Cambodians took to the country’s roads over the weekend, traveling home for Pchum Ben, but police reported Sunday that unlike previous years, there have been no serious traffic accidents.

According to Pen Khun, statistics officer for the Phnom Penh traffic police, there have been no traffic accidents in the capital reported to his office since Friday.

“Now the town is very quiet, and there has been no traffic accident for these three days because we are all good Buddhists—so we don’t get drunk these days,” he said by telephone Sunday.

However, two reporters witnessed an accident Saturday night with an injured person lying on the road on Norodom Boulevard in front of the Interior Ministry.

Upon hearing this, Pen Khun said that it would take a little time for district police to report accidents occurring over Pchum Ben.

“Here the situation is good; there is neither crime, nor traffic accidents,” said Sihanoukville municipal police chief Tak Van­tha, adding there were many accidents last year but declined to give numbers.

In Siem Reap, six accidents caused minor injuries to eight people, provincial traffic police chief Tong Sokhun said.

Should the number of reported accidents remain low, it will go against the norm of previous Pchum Ben holidays.
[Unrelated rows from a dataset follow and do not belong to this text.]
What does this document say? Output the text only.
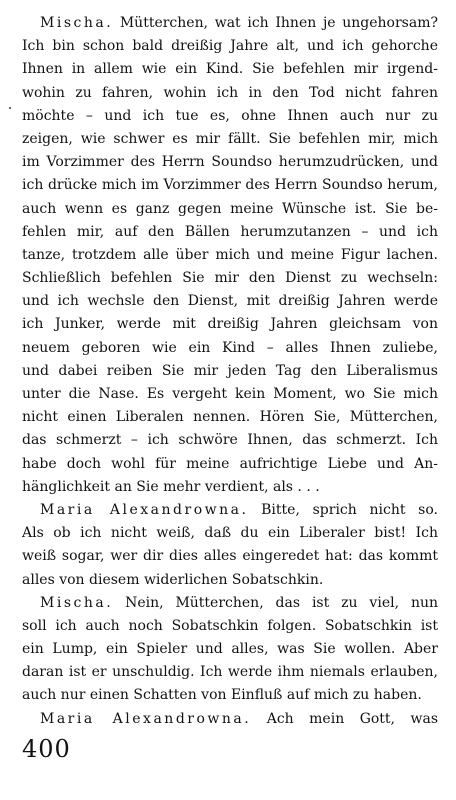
Mischa. Mütterchen, wat ich Ihnen je ungehorsam?
Ich bin schon bald dreißig Jahre alt, und ich gehorche
Ihnen in allem wie ein Kind. Sie befehlen mir irgend-
wohin zu fahren, wohin ich in den Tod nicht fahren
möchte – und ich tue es, ohne Ihnen auch nur zu
zeigen, wie schwer es mir fällt. Sie befehlen mir, mich
im Vorzimmer des Herrn Soundso herumzudrücken, und
ich drücke mich im Vorzimmer des Herrn Soundso herum,
auch wenn es ganz gegen meine Wünsche ist. Sie be-
fehlen mir, auf den Bällen herumzutanzen – und ich
tanze, trotzdem alle über mich und meine Figur lachen.
Schließlich befehlen Sie mir den Dienst zu wechseln:
und ich wechsle den Dienst, mit dreißig Jahren werde
ich Junker, werde mit dreißig Jahren gleichsam von
neuem geboren wie ein Kind – alles Ihnen zuliebe,
und dabei reiben Sie mir jeden Tag den Liberalismus
unter die Nase. Es vergeht kein Moment, wo Sie mich
nicht einen Liberalen nennen. Hören Sie, Mütterchen,
das schmerzt – ich schwöre Ihnen, das schmerzt. Ich
habe doch wohl für meine aufrichtige Liebe und An-
hänglichkeit an Sie mehr verdient, als . . .
Maria Alexandrowna. Bitte, sprich nicht so.
Als ob ich nicht weiß, daß du ein Liberaler bist! Ich
weiß sogar, wer dir dies alles eingeredet hat: das kommt
alles von diesem widerlichen Sobatschkin.
Mischa. Nein, Mütterchen, das ist zu viel, nun
soll ich auch noch Sobatschkin folgen. Sobatschkin ist
ein Lump, ein Spieler und alles, was Sie wollen. Aber
daran ist er unschuldig. Ich werde ihm niemals erlauben,
auch nur einen Schatten von Einfluß auf mich zu haben.
Maria Alexandrowna. Ach mein Gott, was
400
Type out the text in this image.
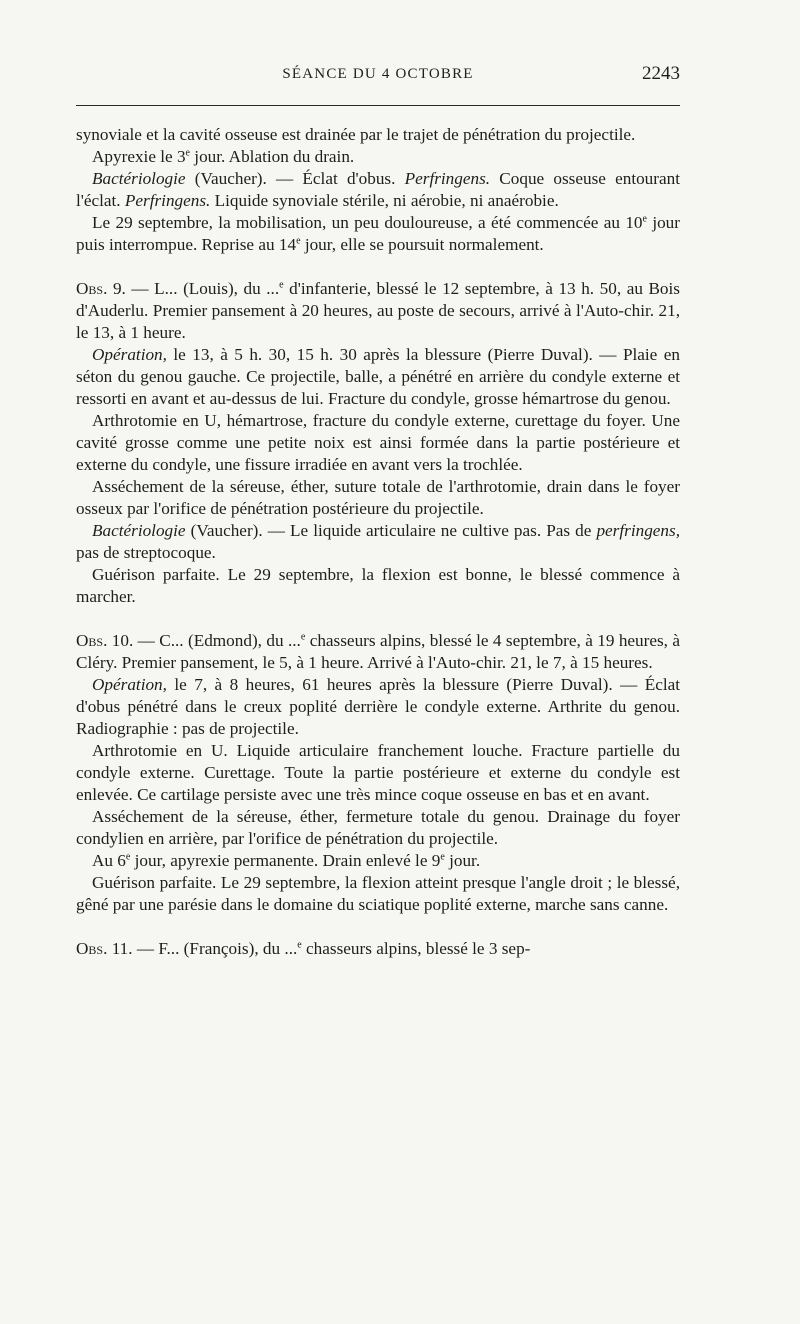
SÉANCE DU 4 OCTOBRE	2243

synoviale et la cavité osseuse est drainée par le trajet de pénétration du projectile.

Apyrexie le 3e jour. Ablation du drain.

Bactériologie (Vaucher). — Éclat d'obus. Perfringens. Coque osseuse entourant l'éclat. Perfringens. Liquide synoviale stérile, ni aérobie, ni anaérobie.

Le 29 septembre, la mobilisation, un peu douloureuse, a été commencée au 10e jour puis interrompue. Reprise au 14e jour, elle se poursuit normalement.

Obs. 9. — L... (Louis), du ...$^e$ d'infanterie, blessé le 12 septembre, à 13 h. 50, au Bois d'Auderlu. Premier pansement à 20 heures, au poste de secours, arrivé à l'Auto-chir. 21, le 13, à 1 heure.

Opération, le 13, à 5 h. 30, 15 h. 30 après la blessure (Pierre Duval). — Plaie en séton du genou gauche. Ce projectile, balle, a pénétré en arrière du condyle externe et ressorti en avant et au-dessus de lui. Fracture du condyle, grosse hémartrose du genou.

Arthrotomie en U, hémartrose, fracture du condyle externe, curettage du foyer. Une cavité grosse comme une petite noix est ainsi formée dans la partie postérieure et externe du condyle, une fissure irradiée en avant vers la trochlée.

Asséchement de la séreuse, éther, suture totale de l'arthrotomie, drain dans le foyer osseux par l'orifice de pénétration postérieure du projectile.

Bactériologie (Vaucher). — Le liquide articulaire ne cultive pas. Pas de perfringens, pas de streptocoque.

Guérison parfaite. Le 29 septembre, la flexion est bonne, le blessé commence à marcher.

Obs. 10. — C... (Edmond), du ...$^e$ chasseurs alpins, blessé le 4 septembre, à 19 heures, à Cléry. Premier pansement, le 5, à 1 heure. Arrivé à l'Auto-chir. 21, le 7, à 15 heures.

Opération, le 7, à 8 heures, 61 heures après la blessure (Pierre Duval). — Éclat d'obus pénétré dans le creux poplité derrière le condyle externe. Arthrite du genou. Radiographie : pas de projectile.

Arthrotomie en U. Liquide articulaire franchement louche. Fracture partielle du condyle externe. Curettage. Toute la partie postérieure et externe du condyle est enlevée. Ce cartilage persiste avec une très mince coque osseuse en bas et en avant.

Asséchement de la séreuse, éther, fermeture totale du genou. Drainage du foyer condylien en arrière, par l'orifice de pénétration du projectile.

Au 6e jour, apyrexie permanente. Drain enlevé le 9e jour.

Guérison parfaite. Le 29 septembre, la flexion atteint presque l'angle droit ; le blessé, gêné par une parésie dans le domaine du sciatique poplité externe, marche sans canne.

Obs. 11. — F... (François), du ...$^e$ chasseurs alpins, blessé le 3 sep-
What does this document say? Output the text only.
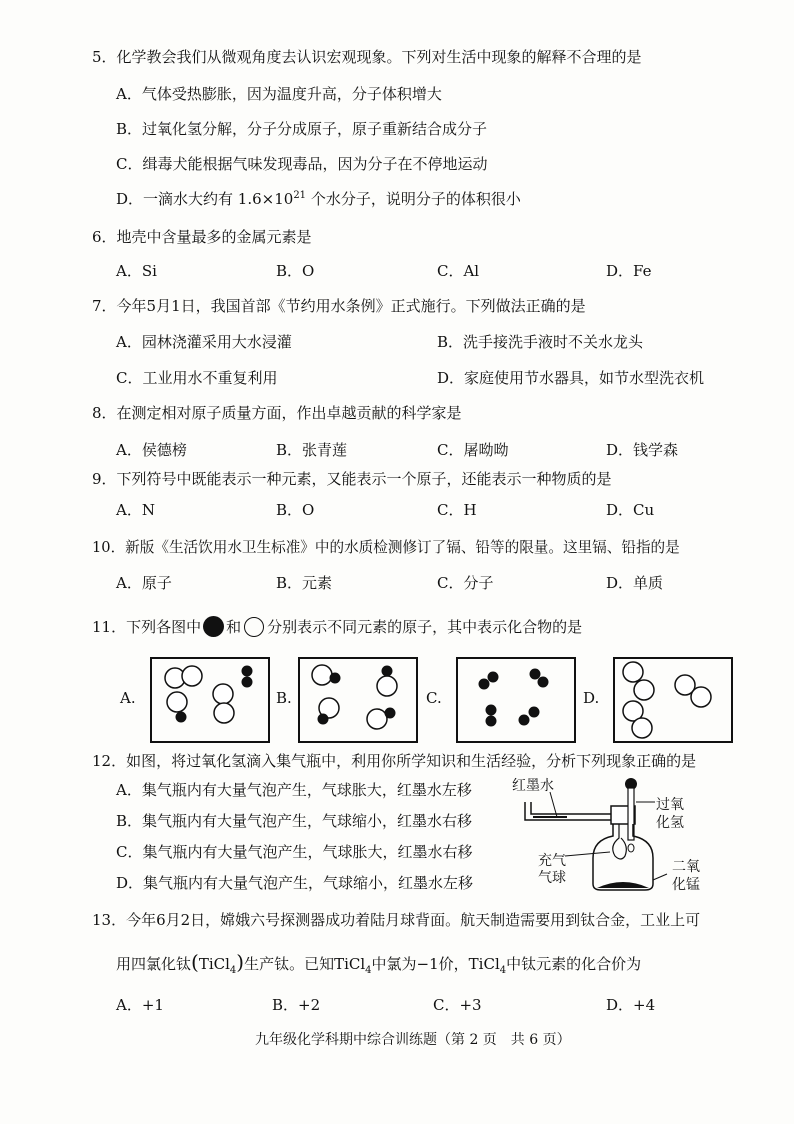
5．化学教会我们从微观角度去认识宏观现象。下列对生活中现象的解释不合理的是
A．气体受热膨胀，因为温度升高，分子体积增大
B．过氧化氢分解，分子分成原子，原子重新结合成分子
C．缉毒犬能根据气味发现毒品，因为分子在不停地运动
D．一滴水大约有 $1.6\times 10^{21}$ 个水分子，说明分子的体积很小
6．地壳中含量最多的金属元素是
A．Si	B．O	C．Al	D．Fe
7．今年5月1日，我国首部《节约用水条例》正式施行。下列做法正确的是
A．园林浇灌采用大水浸灌	B．洗手接洗手液时不关水龙头
C．工业用水不重复利用	D．家庭使用节水器具，如节水型洗衣机
8．在测定相对原子质量方面，作出卓越贡献的科学家是
A．侯德榜	B．张青莲	C．屠呦呦	D．钱学森
9．下列符号中既能表示一种元素，又能表示一个原子，还能表示一种物质的是
A．N	B．O	C．H	D．Cu
10．新版《生活饮用水卫生标准》中的水质检测修订了镉、铅等的限量。这里镉、铅指的是
A．原子	B．元素	C．分子	D．单质
11．下列各图中 和 分别表示不同元素的原子，其中表示化合物的是
A.	B.	C.	D.
12．如图，将过氧化氢滴入集气瓶中，利用你所学知识和生活经验，分析下列现象正确的是
A．集气瓶内有大量气泡产生，气球胀大，红墨水左移
B．集气瓶内有大量气泡产生，气球缩小，红墨水右移
C．集气瓶内有大量气泡产生，气球胀大，红墨水右移
D．集气瓶内有大量气泡产生，气球缩小，红墨水左移
红墨水
过氧
化氢
充气
气球
二氧
化锰
13．今年6月2日，嫦娥六号探测器成功着陆月球背面。航天制造需要用到钛合金，工业上可
用四氯化钛(TiCl$_4$)生产钛。已知TiCl$_4$中氯为−1价，TiCl$_4$中钛元素的化合价为
A．+1	B．+2	C．+3	D．+4
九年级化学科期中综合训练题（第 2 页　共 6 页）
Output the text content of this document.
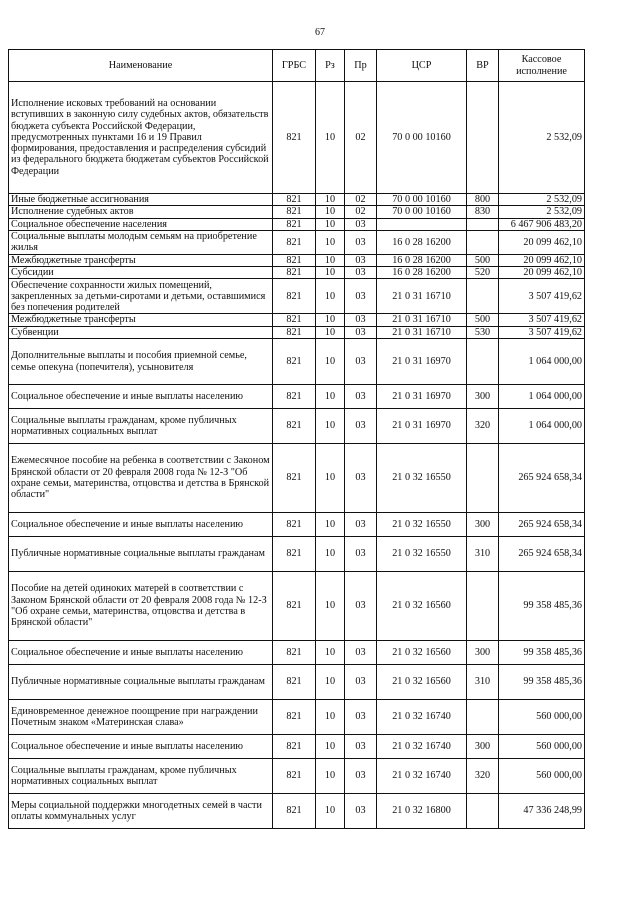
67
Наименование	ГРБС	Рз	Пр	ЦСР	ВР	Кассовое исполнение
Исполнение исковых требований на основании вступивших в законную силу судебных актов, обязательств бюджета субъекта Российской Федерации, предусмотренных пунктами 16 и 19 Правил формирования, предоставления и распределения субсидий из федерального бюджета бюджетам субъектов Российской Федерации	821	10	02	70 0 00 10160		2 532,09
Иные бюджетные ассигнования	821	10	02	70 0 00 10160	800	2 532,09
Исполнение судебных актов	821	10	02	70 0 00 10160	830	2 532,09
Социальное обеспечение населения	821	10	03			6 467 906 483,20
Социальные выплаты молодым семьям на приобретение жилья	821	10	03	16 0 28 16200		20 099 462,10
Межбюджетные трансферты	821	10	03	16 0 28 16200	500	20 099 462,10
Субсидии	821	10	03	16 0 28 16200	520	20 099 462,10
Обеспечение сохранности жилых помещений, закрепленных за детьми-сиротами и детьми, оставшимися без попечения родителей	821	10	03	21 0 31 16710		3 507 419,62
Межбюджетные трансферты	821	10	03	21 0 31 16710	500	3 507 419,62
Субвенции	821	10	03	21 0 31 16710	530	3 507 419,62
Дополнительные выплаты и пособия приемной семье, семье опекуна (попечителя), усыновителя	821	10	03	21 0 31 16970		1 064 000,00
Социальное обеспечение и иные выплаты населению	821	10	03	21 0 31 16970	300	1 064 000,00
Социальные выплаты гражданам, кроме публичных нормативных социальных выплат	821	10	03	21 0 31 16970	320	1 064 000,00
Ежемесячное пособие на ребенка в соответствии с Законом Брянской области от 20 февраля 2008 года № 12-З "Об охране семьи, материнства, отцовства и детства в Брянской области"	821	10	03	21 0 32 16550		265 924 658,34
Социальное обеспечение и иные выплаты населению	821	10	03	21 0 32 16550	300	265 924 658,34
Публичные нормативные социальные выплаты гражданам	821	10	03	21 0 32 16550	310	265 924 658,34
Пособие на детей одиноких матерей в соответствии с Законом Брянской области от 20 февраля 2008 года № 12-З "Об охране семьи, материнства, отцовства и детства в Брянской области"	821	10	03	21 0 32 16560		99 358 485,36
Социальное обеспечение и иные выплаты населению	821	10	03	21 0 32 16560	300	99 358 485,36
Публичные нормативные социальные выплаты гражданам	821	10	03	21 0 32 16560	310	99 358 485,36
Единовременное денежное поощрение при награждении Почетным знаком «Материнская слава»	821	10	03	21 0 32 16740		560 000,00
Социальное обеспечение и иные выплаты населению	821	10	03	21 0 32 16740	300	560 000,00
Социальные выплаты гражданам, кроме публичных нормативных социальных выплат	821	10	03	21 0 32 16740	320	560 000,00
Меры социальной поддержки многодетных семей в части оплаты коммунальных услуг	821	10	03	21 0 32 16800		47 336 248,99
In 2007, officials reported 36 traffic deaths and said at the time the death rate was similar in 2006.

Pchum Ben, Khmer New Year and Water Festival usually see a sharp increase in road casualties, said Sann Socheata, road safety manager at Handicap International Belgium.

“The main cause[s] are drunk driving, overloading and speeding,” she said by telephone Sunday.

Despite an apparent drop in serious accidents, traffic congestion was a problem Friday and Saturday.

“There was some traffic jam on national roads 1, 2, 5 and 6 because most people left Phnom Penh at the same time,” said Phnom Penh municipal police chief Touch Naruth.

At the Neak Loeung ferry crossing in Kandal province, traffic was backed up 3 km Saturday, according to ferry Director Seng Chhuon.

“Drivers waited about eight hours to board the ferry,” he said by telephone Sunday.